La mutualité est donc la structure toute trouvée pour l’organisation des travailleurs. Nombre de sociétés de secours mutuels furent à l’origine de grèves, d’émeutes, entre autres à Nantes en 1830, à Paris et à Limoges en 1831 ; à Lyon en 1831 et 1834 (révoltes des canuts) ; en 1833, ce furent les gantiers à Chaumont, les charpentiers à Paris, les ouvriers du bâtiment au Havre, les mineurs d’Aix en 1834.
C’est cette année-là que le gouvernement fait voter une loi interdisant les associations de plus de vingt personnes.
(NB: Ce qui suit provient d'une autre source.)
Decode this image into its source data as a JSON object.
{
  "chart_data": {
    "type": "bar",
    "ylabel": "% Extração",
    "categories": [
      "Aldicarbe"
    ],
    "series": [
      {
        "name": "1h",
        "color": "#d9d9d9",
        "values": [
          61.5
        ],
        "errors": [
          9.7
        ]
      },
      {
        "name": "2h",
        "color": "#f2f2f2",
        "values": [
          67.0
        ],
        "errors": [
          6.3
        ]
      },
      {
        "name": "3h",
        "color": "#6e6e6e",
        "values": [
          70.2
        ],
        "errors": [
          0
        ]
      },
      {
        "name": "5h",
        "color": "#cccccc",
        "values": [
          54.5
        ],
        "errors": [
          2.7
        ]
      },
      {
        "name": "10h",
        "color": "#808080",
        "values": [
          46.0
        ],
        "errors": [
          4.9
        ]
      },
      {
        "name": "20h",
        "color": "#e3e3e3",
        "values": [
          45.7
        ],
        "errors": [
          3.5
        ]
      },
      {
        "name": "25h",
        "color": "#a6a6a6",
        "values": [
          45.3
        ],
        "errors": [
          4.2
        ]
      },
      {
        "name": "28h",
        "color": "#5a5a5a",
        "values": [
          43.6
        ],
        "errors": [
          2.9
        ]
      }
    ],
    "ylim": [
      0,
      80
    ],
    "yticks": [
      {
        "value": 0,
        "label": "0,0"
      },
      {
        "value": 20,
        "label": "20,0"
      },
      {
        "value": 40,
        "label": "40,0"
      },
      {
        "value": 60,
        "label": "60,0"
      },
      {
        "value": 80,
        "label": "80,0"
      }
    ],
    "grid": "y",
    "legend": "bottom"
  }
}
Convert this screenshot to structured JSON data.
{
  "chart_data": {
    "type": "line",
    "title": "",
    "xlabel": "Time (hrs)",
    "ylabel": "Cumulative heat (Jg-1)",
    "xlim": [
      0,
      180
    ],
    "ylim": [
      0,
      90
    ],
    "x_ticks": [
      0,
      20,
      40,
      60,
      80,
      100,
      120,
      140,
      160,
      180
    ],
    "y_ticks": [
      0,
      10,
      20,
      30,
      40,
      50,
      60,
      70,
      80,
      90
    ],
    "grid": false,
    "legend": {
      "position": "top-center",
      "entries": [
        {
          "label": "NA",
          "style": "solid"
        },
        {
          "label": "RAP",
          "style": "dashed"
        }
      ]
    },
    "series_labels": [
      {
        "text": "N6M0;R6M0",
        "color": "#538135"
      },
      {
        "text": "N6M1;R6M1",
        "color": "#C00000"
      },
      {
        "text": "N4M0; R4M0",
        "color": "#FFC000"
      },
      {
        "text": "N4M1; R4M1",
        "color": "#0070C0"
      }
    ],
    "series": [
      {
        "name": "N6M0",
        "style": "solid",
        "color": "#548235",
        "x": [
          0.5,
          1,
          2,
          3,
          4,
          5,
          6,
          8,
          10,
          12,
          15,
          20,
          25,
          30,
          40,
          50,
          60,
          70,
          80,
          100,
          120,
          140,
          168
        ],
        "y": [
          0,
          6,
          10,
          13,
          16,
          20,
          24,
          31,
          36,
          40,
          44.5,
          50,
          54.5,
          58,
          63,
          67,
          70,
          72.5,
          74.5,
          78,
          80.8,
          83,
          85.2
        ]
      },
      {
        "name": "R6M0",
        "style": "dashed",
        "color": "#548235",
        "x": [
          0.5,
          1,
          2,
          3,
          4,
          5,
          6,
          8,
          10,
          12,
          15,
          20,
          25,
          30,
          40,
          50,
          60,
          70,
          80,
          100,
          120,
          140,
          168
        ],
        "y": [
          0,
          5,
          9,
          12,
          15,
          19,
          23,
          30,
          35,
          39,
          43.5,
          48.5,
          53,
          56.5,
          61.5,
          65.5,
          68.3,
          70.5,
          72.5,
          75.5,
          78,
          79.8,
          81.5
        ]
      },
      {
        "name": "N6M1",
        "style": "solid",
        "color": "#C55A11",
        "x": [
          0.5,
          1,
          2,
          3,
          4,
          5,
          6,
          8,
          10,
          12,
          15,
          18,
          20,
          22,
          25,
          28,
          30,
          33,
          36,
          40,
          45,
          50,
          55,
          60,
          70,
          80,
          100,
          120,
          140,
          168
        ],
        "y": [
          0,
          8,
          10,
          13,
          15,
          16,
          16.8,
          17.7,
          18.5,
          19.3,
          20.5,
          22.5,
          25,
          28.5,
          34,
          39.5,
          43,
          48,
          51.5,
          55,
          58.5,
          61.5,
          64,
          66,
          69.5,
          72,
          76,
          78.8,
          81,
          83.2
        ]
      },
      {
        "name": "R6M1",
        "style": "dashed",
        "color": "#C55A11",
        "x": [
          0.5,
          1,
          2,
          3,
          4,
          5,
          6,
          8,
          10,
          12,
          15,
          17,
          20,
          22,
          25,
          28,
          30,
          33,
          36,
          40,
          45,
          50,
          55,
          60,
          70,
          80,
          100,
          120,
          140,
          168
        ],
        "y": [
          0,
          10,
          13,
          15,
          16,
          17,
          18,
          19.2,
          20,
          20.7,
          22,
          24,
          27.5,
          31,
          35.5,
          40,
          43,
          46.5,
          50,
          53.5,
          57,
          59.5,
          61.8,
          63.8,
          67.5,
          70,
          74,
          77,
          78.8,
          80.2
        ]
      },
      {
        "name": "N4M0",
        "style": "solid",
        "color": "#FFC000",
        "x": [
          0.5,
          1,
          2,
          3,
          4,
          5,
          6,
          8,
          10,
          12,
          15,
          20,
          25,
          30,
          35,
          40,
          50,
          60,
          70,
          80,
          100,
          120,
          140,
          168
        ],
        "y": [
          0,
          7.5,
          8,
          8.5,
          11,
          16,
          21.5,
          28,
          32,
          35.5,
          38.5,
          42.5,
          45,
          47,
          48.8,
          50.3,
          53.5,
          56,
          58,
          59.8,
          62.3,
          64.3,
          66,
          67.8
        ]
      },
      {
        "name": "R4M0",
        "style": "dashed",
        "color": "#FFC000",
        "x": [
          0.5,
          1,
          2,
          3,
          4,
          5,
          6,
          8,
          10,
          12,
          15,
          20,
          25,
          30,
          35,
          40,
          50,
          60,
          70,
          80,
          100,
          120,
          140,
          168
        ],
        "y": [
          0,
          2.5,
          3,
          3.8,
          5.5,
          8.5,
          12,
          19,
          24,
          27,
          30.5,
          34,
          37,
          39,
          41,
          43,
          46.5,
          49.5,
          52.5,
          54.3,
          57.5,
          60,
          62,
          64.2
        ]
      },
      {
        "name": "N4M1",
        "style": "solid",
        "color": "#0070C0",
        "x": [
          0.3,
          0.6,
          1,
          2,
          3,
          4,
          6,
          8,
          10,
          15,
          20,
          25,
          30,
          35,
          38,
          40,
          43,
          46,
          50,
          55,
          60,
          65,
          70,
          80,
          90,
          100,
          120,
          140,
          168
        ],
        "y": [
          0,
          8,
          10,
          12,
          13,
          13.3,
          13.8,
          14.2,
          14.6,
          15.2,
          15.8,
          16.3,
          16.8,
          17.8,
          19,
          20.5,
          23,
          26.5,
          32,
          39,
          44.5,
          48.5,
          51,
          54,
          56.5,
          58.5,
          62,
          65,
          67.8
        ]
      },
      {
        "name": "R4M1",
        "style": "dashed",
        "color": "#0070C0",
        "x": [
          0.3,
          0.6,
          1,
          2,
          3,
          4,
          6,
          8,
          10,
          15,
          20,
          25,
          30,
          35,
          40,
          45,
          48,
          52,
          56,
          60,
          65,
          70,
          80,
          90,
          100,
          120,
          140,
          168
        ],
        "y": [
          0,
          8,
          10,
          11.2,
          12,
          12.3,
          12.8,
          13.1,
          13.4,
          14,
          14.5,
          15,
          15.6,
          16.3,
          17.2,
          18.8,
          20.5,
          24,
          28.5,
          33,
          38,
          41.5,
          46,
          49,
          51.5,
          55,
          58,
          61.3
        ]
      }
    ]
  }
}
Les ouvriers lyonnais, groupés dans la Société fraternelle d’assistance des mutuellistes depuis 1828, déclenchent leur grand mouvement de grève qui tournera à l’émeute ; à Paris, le général Bugeaud s’illustre tristement dans la répression des ouvriers en lutte pour soutenir leurs camarades lyonnais.
Claude Aurent, dans un article publié dans le numéro 32 de la Rue (premier trimestre 1983) et intitulé : « L’insurrection des Basses-Alpes, 2-15 décembre 1851 », écrit : Tout un réseau de sociétés secrètes républicaines couvre peu à peu le département, sociétés politiques se cachant le plus souvent des dehors mutualistes.
Jusqu’à la création des syndicats, ce fut par l’intermédiaire de sociétés mutualistes que les travailleurs purent donc organiser leur défense. Ensuite, comme on le verra, les deux mouvements s’éloignèrent l’un de l’autre.